In Costa Rica, loss of trust is a cause for dismissal without employer's liability that, despite not being explicitly contained within the Labor Code, has been recognized by the jurisprudence of the Second Chamber of the Supreme Court of Justice.
What faults can justify a dismissal for loss of confidence?
According to the Second Chamber of the Supreme Court of Justice, the loss of confidence as a cause for disciplinary dismissal derives from breaches that violate the content of good contractual faith, which is composed of ethical duties that must govern between the employer and the worker in any employment relationship, such as, among other responsibilities, loyalty, fidelity, trust, and probity (Second Chamber, resolution 2002-00061).
The importance of good faith in the employment contract stems from the requirement that the personal conditions that the employer valued and that influenced the hiring of the worker must remain without severe changes throughout the development of the employment contract.
Based on the preceding, it is necessary to establish that the loss of confidence does not always derive from breaches that have exclusively transgressed the confidence or trust placed by the employer in the worker.
However, some specific offenses that warrant the application of the disciplinary dismissal due to loss of trust are:
- a) Unfair competition
- b) Improper or unjustified appropriations of money or property
- c) Negligence or lack of duty of care in the performance of functions
- d) Forgery or alteration of documents
- e) Disclosure of confidential information
- f) Acceptance of gifts or bribes
- g) Deviant use of the powers granted by the employer to the worker to benefit himself or a third party (in the latter case, said powers could be exercised over work tools, means of production, etc.).
Circumstances that can aggravate or lessen the loss of confidence
Generically, it is crucial to establish that not every fault attributable to the worker is severe enough to justify applying the maximum disciplinary sanction.
In this sense, to justify the application of dismissal without the employer's liability for loss of trust or any other cause, the non-compliance attributable to the worker must be of such seriousness that it makes it impossible to continue the employment relationship. Consequently, it is the employer who, in the first instance, must determine whether the offense warrants the application of disciplinary dismissal for loss of confidence; If so, it is necessary to determine some circumstances that may influence this assessment:
The hierarchy and the job position carried out by the employee in the company impact the employer's ability to demand a greater attachment, with his actions and behaviors, to the duty of trust and good contractual faith. Therefore, the higher the hierarchy and according to the position held by the worker, if the worker commits a breach that may constitute a loss of confidence, said fault must be valued more rigorously. Jurisprudence has applied this distinctive treatment based on the position held to employees who occupy positions of trust and high hierarchy (such as those who occupy a manager position, the head of a department, or an establishment administrator). Likewise, said treatment has been applied to ordinary workers who, despite not occupying those positions, are in charge of a higher level of responsibility, such as workers who occupy positions in which money is manipulated, guarded, or administered (Second Chamber of the Supreme Court of Justice, resolutions 2014-1070, 2003-159, 2016-1286 and 2001-492).

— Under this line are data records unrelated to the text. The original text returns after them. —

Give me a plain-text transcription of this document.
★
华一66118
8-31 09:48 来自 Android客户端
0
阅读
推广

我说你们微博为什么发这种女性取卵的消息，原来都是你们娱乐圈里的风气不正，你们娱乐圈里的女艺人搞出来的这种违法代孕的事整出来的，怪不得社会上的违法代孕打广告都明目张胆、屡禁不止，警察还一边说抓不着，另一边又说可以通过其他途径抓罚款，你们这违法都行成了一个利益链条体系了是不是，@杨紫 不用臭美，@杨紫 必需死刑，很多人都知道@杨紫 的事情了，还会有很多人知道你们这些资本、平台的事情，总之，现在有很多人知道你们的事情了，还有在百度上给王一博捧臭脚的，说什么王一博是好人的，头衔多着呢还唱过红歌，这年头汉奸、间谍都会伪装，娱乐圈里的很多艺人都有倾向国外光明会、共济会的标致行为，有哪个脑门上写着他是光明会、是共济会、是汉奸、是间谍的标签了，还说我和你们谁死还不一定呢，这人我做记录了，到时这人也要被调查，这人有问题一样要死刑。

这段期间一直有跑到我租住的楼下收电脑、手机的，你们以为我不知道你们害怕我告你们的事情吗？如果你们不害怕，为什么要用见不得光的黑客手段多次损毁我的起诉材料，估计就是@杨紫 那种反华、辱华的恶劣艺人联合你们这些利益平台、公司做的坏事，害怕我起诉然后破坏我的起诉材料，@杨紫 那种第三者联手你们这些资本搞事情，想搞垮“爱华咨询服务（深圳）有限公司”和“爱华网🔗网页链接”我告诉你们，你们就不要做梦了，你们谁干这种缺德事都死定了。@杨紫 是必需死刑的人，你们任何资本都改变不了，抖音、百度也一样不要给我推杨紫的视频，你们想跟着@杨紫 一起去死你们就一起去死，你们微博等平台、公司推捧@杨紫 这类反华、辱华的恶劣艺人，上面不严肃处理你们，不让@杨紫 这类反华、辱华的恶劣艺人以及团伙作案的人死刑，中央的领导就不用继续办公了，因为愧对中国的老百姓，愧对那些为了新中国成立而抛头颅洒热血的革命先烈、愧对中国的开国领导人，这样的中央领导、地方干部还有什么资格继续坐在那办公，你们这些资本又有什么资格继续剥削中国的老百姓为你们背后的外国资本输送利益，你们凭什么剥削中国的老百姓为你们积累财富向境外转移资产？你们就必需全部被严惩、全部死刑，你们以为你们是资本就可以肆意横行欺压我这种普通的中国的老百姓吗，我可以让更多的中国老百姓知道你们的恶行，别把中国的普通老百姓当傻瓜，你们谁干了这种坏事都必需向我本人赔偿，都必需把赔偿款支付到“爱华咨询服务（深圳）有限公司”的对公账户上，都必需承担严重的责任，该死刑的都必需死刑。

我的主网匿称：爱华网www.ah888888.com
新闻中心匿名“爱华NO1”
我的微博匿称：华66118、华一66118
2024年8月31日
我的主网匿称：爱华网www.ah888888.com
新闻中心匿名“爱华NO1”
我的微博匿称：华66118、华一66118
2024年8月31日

The amount of economic damage caused by non-compliance is not relevant for applying dismissal without the employer's liability due to loss of confidence. In this sense, in unjustified appropriations of money or goods by the worker, the possibility has been admitted that the fault on which the dismissal is based has not entirely caused economic damage or that the economic damage caused has been minimal (Second Chamber of the Supreme Court of Justice, resolutions 2016-588, 2016-1286 and 2008-211).
The employer's consent for the worker to carry out the behavior that constitutes the non-compliance constitutes an extenuating factor of the fault. Thus, for example, there would not be an unjustified appropriation that could cause the loss of confidence before the employee who with a work tool extracts agricultural production from the business and subsequently takes said products with the authorization of the administrator of the company's farm (Second Chamber of the Supreme Court of Justice, resolution 2011-461).
It is crucial to establish that only some circumstances that may aggravate or lessen the non-compliance incurred by the worker and that may authorize the application of dismissal without the employer's liability due to loss of confidence were analyzed. Therefore, in practice, the circumstances to be assessed may be diverse and different from those previously mentioned. Therefore, the employer must consider all the circumstances associated with the specific case to determine whether the fault merits applying the maximum labor penalty.